How well Albert Einstein stated this profound truth about existence, and what a fitting beginning for the last chapter of Vint Virga’s sensitively written book. READ MORE…
Dr. Michele Gregoire has been Chair of the Education Department at Flagler College since 2004 and a member of the faculty since 1988. She came to Flagler College from Georgia College in Milledgeville where she had been Director of Music Therapy for four years and prior to that she spent one year in the same capacity at Willamette University in Salem, Oregon. Dr. Gregoire earned her bachelor’s degree in Music Therapy at Florida State University, her master’s degree in Music at California State University at Long Beach, and her doctoral degree in Special Education at the University of Florida.
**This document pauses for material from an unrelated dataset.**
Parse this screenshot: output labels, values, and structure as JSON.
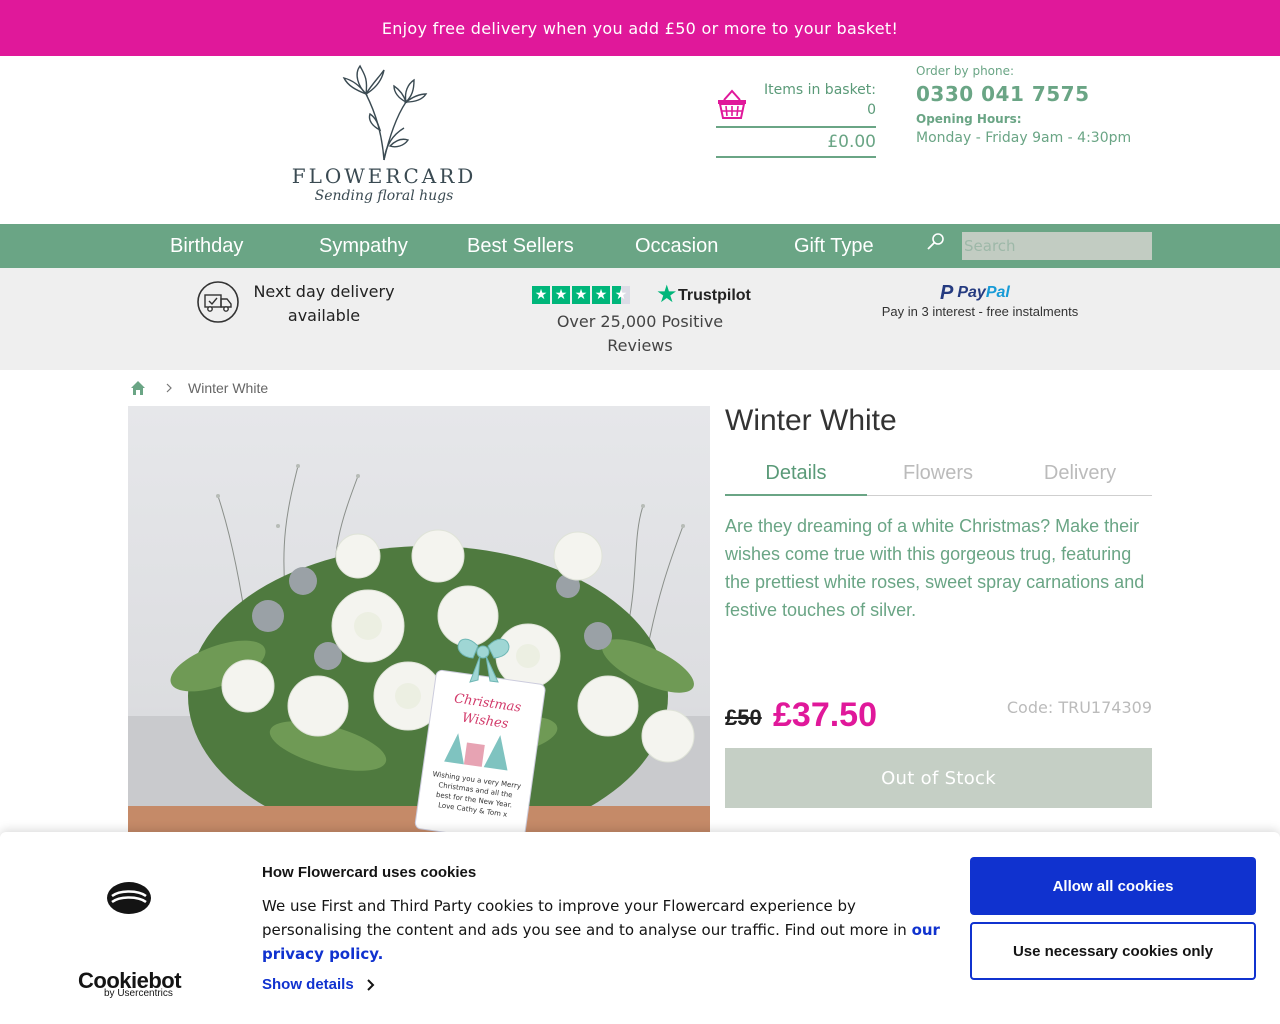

She has conducted research and published articles related to music therapy and special music education, consistently maintains a strong record of professional conference presentations, and her current interests are historical research in music education, special education, and music therapy.
Dr. Gregoire has been involved in several professional organizations throughout her career, and has served in leadership capacities in most of them. She worked for ten years as a clinical music therapist and director of internship, specializing in developmental disabilities, at the beginning of her career and continues to provide consultation in both music therapy and special education to individuals and organizations.